ASharp: And ForPlay, we put that all out at once, we’ve never experienced putting out a single so it was pretty cool to see the response.

What inspires your songwriting and who writes the songs?

A/J: It’s a collaboration. Usually I start out with the basic idea and then I bring it in and then we all just build on it from there but it’s usually about whatever is going on in our life at that point. Usually it’s more focused, like there’s this one song called “Skullet” and we wanted a song called that so it was, what does that sound like?

ASharp: Normally they just build on themselves and some stuff you’ll never hear. Not that you’ll never hear but they didn’t make the cut.

A/J: Yeah, we try to record our rehearsals and ideas as much as possible because any idea can become something, even out of context. And a lot of the basis of our music comes from messing around, like between rehearsals and we’ll go back to it a few years later and record it. That’s what happened with Puzzle Pieces.

ASharp: Puzzle Pieces is an old song from when I was in middle school. I used to play piano as a kid and then I tinkered off of it and started playing saxophone and bass and guitar and Puzzle Pieces was what I always did on piano and it was like, oh shit, let’s make this a song.

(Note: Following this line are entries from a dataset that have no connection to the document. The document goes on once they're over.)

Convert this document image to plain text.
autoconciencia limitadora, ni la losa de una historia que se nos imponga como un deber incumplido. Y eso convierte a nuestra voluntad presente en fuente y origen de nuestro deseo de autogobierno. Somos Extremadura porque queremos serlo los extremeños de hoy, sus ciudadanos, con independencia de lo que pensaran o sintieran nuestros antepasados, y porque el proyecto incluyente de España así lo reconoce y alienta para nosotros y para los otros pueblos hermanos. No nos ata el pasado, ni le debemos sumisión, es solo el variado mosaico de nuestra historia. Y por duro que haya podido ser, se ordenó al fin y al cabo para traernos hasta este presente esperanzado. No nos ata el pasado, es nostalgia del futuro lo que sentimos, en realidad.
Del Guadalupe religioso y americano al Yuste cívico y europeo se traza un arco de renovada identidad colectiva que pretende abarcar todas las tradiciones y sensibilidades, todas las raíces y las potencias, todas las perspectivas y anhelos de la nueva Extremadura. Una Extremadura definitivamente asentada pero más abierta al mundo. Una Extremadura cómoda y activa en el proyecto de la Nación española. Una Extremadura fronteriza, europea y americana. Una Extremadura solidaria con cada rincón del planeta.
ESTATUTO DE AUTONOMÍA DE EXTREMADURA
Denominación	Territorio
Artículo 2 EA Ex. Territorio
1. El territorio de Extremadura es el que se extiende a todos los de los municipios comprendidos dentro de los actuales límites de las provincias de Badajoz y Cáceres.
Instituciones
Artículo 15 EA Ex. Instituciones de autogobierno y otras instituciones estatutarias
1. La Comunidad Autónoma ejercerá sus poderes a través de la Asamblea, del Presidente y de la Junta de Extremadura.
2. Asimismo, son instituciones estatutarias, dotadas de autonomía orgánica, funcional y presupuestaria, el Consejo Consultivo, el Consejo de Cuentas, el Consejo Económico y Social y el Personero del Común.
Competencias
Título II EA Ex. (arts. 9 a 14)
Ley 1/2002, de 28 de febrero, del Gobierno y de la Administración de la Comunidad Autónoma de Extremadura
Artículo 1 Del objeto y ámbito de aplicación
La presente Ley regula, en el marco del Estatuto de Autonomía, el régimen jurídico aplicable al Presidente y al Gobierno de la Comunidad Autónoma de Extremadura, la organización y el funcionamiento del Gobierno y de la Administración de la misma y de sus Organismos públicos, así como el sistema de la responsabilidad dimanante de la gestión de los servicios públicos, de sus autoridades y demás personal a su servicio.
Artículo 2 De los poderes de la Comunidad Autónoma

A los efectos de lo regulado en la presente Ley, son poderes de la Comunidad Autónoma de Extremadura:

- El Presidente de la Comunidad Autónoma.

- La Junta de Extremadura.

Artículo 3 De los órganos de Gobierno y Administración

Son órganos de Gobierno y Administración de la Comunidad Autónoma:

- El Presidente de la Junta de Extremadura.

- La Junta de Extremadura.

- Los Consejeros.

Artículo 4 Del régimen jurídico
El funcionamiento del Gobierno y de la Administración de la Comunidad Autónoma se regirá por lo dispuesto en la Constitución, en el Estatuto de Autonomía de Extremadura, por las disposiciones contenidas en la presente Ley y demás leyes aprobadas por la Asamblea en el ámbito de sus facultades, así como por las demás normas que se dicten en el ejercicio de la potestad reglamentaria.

A/J: Yeah, and there’s a few things on the record that are old like that. (Sharp hands him the bottle of Jim Beam) Thank you, sir. (He takes a swig and passes it back) But yeah, it’s fun right now we have about a week’s worth of free time, play time for us, before we go back on tour and it’s pretty much time to play out new ideas.

Now for the question on every girl’s mind: Do you have girlfriends or are you dabbling in the groupie love?

(They laugh)

ASharp: Saint Motel is single. The entire band is single.

A/J: You can ‘friend’ us. (We all laugh) I think this is the first tour we’ve all been single on. We’re in a relationship with each other.

ASharp: Kind of the way I’ve been seeing it recently is I kind of already have three other girlfriends that I have to deal with and I don’t need another thing that’s going to stress me the hell out. I need to focus on…

A/J: What about love, Aaron? What about love?

That’s why I asked about the groupie love…

A/J: We don’t really have groupies, we have lovely people that are interesting and that we have conversations with.

Mm hmm…

CDs, MP3s or vinyl? What’s your medium of choice?

A/J: Cassettes, yo!

ASharp: Floppy disks, old floppy disks.

A/J: I think all forms of music get the point across but nothing compares to live. That’s the trick behind Saint Motel. We need to figure out how to put the live experience on record and it’s really hard to do that. That’s a constant struggle for us to keep recording new tunes and get the sound we want. It’s daunting sometimes, but fun all the time.

What was your favorite band in high school?

A/J: I don’t know, I went through a lot of phases. I was really into Ween. A lot of my friends were really into Fish but I was still in my punk phase. I listened to a lot of my parents’ records – Jim Carroll Band and Blondie, everything that I love today.

What do you expect from your current tour?

A/J: Ideally, we’ll be playing shows that are really fun and therapeutic and finding some good music out there and meeting a lot of interesting people and going to a lot of interesting places we’ve never been to before.

What’s next for Saint Motel?

A/J: More touring, abroad. Hopefully we’ll go to Canada again soon. A subsequent album that will be dropping at some point. New music, new videos, I don’t know… there’s always something new for Saint Motel.